To make matters worse, in his tirade about gun control, Walz said, “I can ensure that the weapons of war that I carried in war are only carried in war.”
Waltz has never been to a war, never delivered anything in a war, and he and his campaign claim he “blundered.”
Maybe so, but he retired from the National Guard just before his unit was deployed to Iraq.
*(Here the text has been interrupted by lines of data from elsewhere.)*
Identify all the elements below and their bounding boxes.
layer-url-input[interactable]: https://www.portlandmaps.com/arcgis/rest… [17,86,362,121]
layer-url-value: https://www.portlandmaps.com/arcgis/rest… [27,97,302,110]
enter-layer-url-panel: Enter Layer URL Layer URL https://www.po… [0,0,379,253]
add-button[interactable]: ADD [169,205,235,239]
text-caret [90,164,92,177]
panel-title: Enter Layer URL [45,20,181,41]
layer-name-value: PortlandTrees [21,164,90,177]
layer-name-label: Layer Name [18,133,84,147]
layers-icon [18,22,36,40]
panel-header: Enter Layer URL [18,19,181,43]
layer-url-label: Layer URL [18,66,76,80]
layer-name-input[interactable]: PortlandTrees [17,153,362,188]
“When have you ever been in a war?” asked Republican vice presidential nominee J.D. Vance.
When was this… What weapons did he bring to the war when he abandoned his unit right before going to Iraq? He never spent a day in a combat zone. What bothers me about Tim Waltz is this “stolen heroism” rubbish phrase. Don't pretend to be something you're not. …I'd be embarrassed if I were him and lied about my military service like he did.
Waltz also lied about his 1995 DUI arrest and, bizarrely, about the method he used to conceive his wife and children.